Musik und Tanzeinlagen dieses in der Nähe des Musicals angesiedelten Films stehen dabei weitestgehend im Dienst der Handlung und sind durch diese nahezu immer motiviert: Wilder, der gerade diesen Filmen später nicht mehr schätzte und sich auch vom Filmmusical generell distanzierte, weil sich da die Gesangsnummern unmotiviert ereignen würden, hat diesen Nummern durchaus schon eine Motivation verpasst: Der Amerikaner singt beim Wandern in den Alpen um den Echo-Effekt zu testen, der seinen Gesang begleitet, er singt um angeblich die Hunde einander näher zu bringen, tatsächlich jedoch auch die Gräfin zu verführen, er singt als er sich bei einer Jagd nach den entrissenen Hunden quasi aus der Not heraus als Gondoliere betätigen muss... und es jodeln die Alpenbewohner nahezu ausnahmslos, Wilder treibt hier ein Stereotyp ironisch auf die Spitze.
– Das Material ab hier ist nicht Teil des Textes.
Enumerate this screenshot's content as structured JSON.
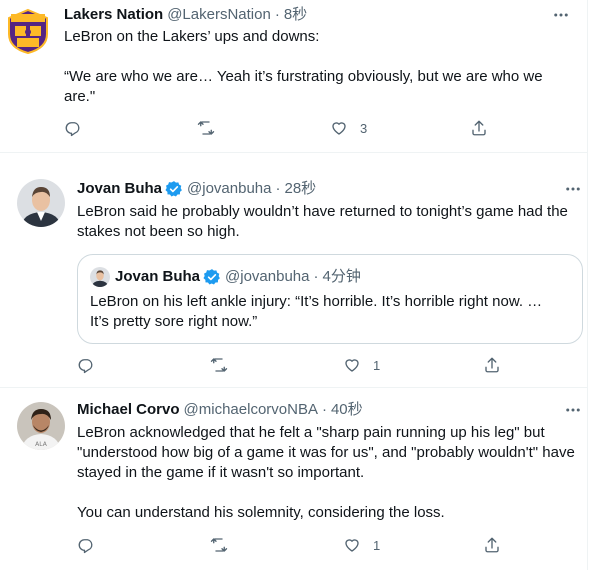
{
  "tweets": [
    {
      "name": "Lakers Nation",
      "handle": "@LakersNation",
      "separator": "·",
      "time": "8秒",
      "text": "LeBron on the Lakers’ ups and downs:\n\n“We are who we are… Yeah it’s furstrating obviously, but we are who we are.\"",
      "likes": "3",
      "verified": false
    },
    {
      "name": "Jovan Buha",
      "handle": "@jovanbuha",
      "separator": "·",
      "time": "28秒",
      "text": "LeBron said he probably wouldn’t have returned to tonight’s game had the stakes not been so high.",
      "likes": "1",
      "verified": true,
      "quote": {
        "name": "Jovan Buha",
        "handle": "@jovanbuha",
        "separator": "·",
        "time": "4分钟",
        "text": "LeBron on his left ankle injury: “It’s horrible. It’s horrible right now. … It’s pretty sore right now.”"
      }
    },
    {
      "name": "Michael Corvo",
      "handle": "@michaelcorvoNBA",
      "separator": "·",
      "time": "40秒",
      "text": "LeBron acknowledged that he felt a \"sharp pain running up his leg\" but \"understood how big of a game it was for us\", and \"probably wouldn't\" have stayed in the game if it wasn't so important.\n\nYou can understand his solemnity, considering the loss.",
      "likes": "1",
      "verified": false
    }
  ],
  "colors": {
    "text": "#0f1419",
    "muted": "#536471",
    "verified": "#1d9bf0",
    "border": "#cfd9de",
    "lakers_purple": "#552583",
    "lakers_gold": "#fdb927"
  },
  "icons": [
    "reply-icon",
    "retweet-icon",
    "like-icon",
    "share-icon",
    "more-icon",
    "verified-badge-icon"
  ]
}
Tanz findet im Rahmen der Feierlichkeiten statt ohne ausgereizt zu werden... und einzig die Tanznummer des Chauffeurs und einer Wirtin - eine Reaktion auf den Gesang Smiths - wirkt tatsächlich vollkommen motivationslos, ist aber so stark komödiantisch überzogen, dass man schon von einer Parodie auf Strukturen des US-Musicals der Zeit sprechen kann. Wilders Aversion gegenüber dieser Gattung schlägt sich hier durchaus schon nieder.
Das alles trägt zu einem durchaus soliden Eindruck bei, ist aber 1948 keineswegs innovativ: Man braucht nur Welles "Macbeth", Powell und Pressburgers "The Red Shoes" oder Ophüls "Letter from an Unknown Woman" desselben Jahres dagegenzuhalten, um zu erkennen, wie konventionell und uninspiriert die Inszenierung doch wirkt.

So bleibt eine nette Liebeskomödie mit vorhandenen inhaltlichen Ambitionen, die formal ziemlich bieder bleibt. Ganz sicher keiner von Wilders besten Filmen, aber auch kein peinlicher Ausrutscher. 6,5/10.